You can often bump a machine to shift the playing field under a ball. Lots of players will bump from the bottom of the machine to force a ball back out on to the field that has passed the bottom bumpers. It takes real skill to tilt a machine correctly, but once you learn how, it's quite awesome.
Well, you use to be able to do "death saves" and "bang backs", but you haven't been able to do them on machines for quite some time now - they designed it out of newer games (newer being relative - you have to go many years back). I mean the real machines, of course. More importantly, that was, in effect, a cheat, which is why they designed it out of the games.
The real part of the game comes in the form of bumping the machine to affect the ball while it's in play (not out of play), and doing so without tilting. That's always been a part of the game. It's not a cheat - you can't just shove the machine and expect good results - too much and you're going to tilt. Pinball machines have a little pendulum inside them - a "tilt bob". It's a pendulum with a metal ring around it. If the tilt bob hits the metal ring it makes contact and you get a warning. Typically games are set up to allow two warnings, and then the third time it hits the ring you tilt. On older machines (early solid state and earlier), there were no warnings. If you were just to shove the machine the tilt bob would swing back and forth like crazy and hit it three or more times in one fell swoop and you'd tilt immediately.
There's a lot of skill to it. There's general bumping to coerce the ball somewhere (or away from somewhere), but then there's things like slap saves, which I'm pretty pretty good at. In essence you slap one side of the machine while flipping (slap the button), which for an instant jars the ball toward that flipper, then nearly immediately do the same thing on the other side. "BAP-BAP". If you do it just right you'll knock the ball over to the other flipper and then be able to flip it back up onto the playfield with that flipper. You do this when the ball is headed down the middle, but closer to one flipper then the other.

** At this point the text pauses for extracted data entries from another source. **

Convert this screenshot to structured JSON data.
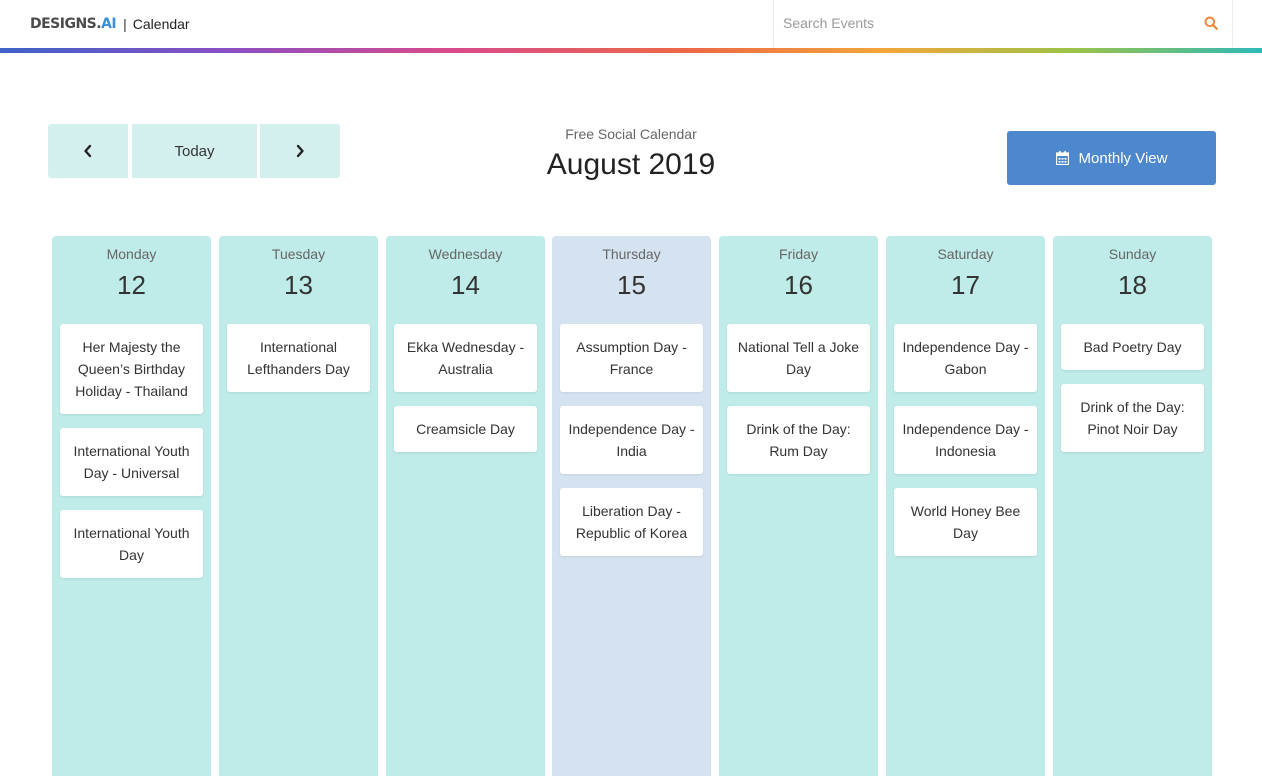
{
  "header": {
    "logo_text": "DESIGNS.",
    "logo_ai": "AI",
    "separator": "|",
    "app_title": "Calendar",
    "search_placeholder": "Search Events"
  },
  "toolbar": {
    "today_label": "Today",
    "subtitle": "Free Social Calendar",
    "month_title": "August 2019",
    "monthly_view_label": "Monthly View"
  },
  "colors": {
    "column_bg": "#bfebe8",
    "today_column_bg": "#d5e3f1",
    "nav_button_bg": "#d3f0ef",
    "primary_button": "#4d87cd",
    "search_icon": "#f0883a"
  },
  "days": [
    {
      "name": "Monday",
      "date": "12",
      "events": [
        "Her Majesty the Queen’s Birthday Holiday - Thailand",
        "International Youth Day - Universal",
        "International Youth Day"
      ]
    },
    {
      "name": "Tuesday",
      "date": "13",
      "events": [
        "International Lefthanders Day"
      ]
    },
    {
      "name": "Wednesday",
      "date": "14",
      "events": [
        "Ekka Wednesday - Australia",
        "Creamsicle Day"
      ]
    },
    {
      "name": "Thursday",
      "date": "15",
      "today": true,
      "events": [
        "Assumption Day - France",
        "Independence Day - India",
        "Liberation Day - Republic of Korea"
      ]
    },
    {
      "name": "Friday",
      "date": "16",
      "events": [
        "National Tell a Joke Day",
        "Drink of the Day: Rum Day"
      ]
    },
    {
      "name": "Saturday",
      "date": "17",
      "events": [
        "Independence Day - Gabon",
        "Independence Day - Indonesia",
        "World Honey Bee Day"
      ]
    },
    {
      "name": "Sunday",
      "date": "18",
      "events": [
        "Bad Poetry Day",
        "Drink of the Day: Pinot Noir Day"
      ]
    }
  ],
  "icons": {
    "prev": "chevron-left-icon",
    "next": "chevron-right-icon",
    "search": "search-icon",
    "calendar": "calendar-icon"
  }
}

Alas, slap saves I don't think any video game has ever simulated. Not to mention the bumping in general. Pressing a button to bump the machine is not even remotely the same thing.
EDIT: while death saves and bang backs where designed out of the games, there was one Sega pinball machine that actually gave you a bonus for performing a death save. I can't remember which one it was now. It did this by noting that the ball had hit the rollover switch in an outlane, which would normally mean the ball drains. If you did a death save or bang back the ball would end up back on the playfield and if it hit another switch (likely), it then figured you'd done a death save and gave you a bonus.
EDIT2: Oops, not Sega, Data East. But really they were the same company. In fact the lone remaining pinball manufacturer, Stern, is really Sega, which was Data East. Sega bought Data East, then Gary Stern bought Sega Pinball. Anyway, the game was Data East's The Adventures of Rocky and Bullwinkle and Friends (1993).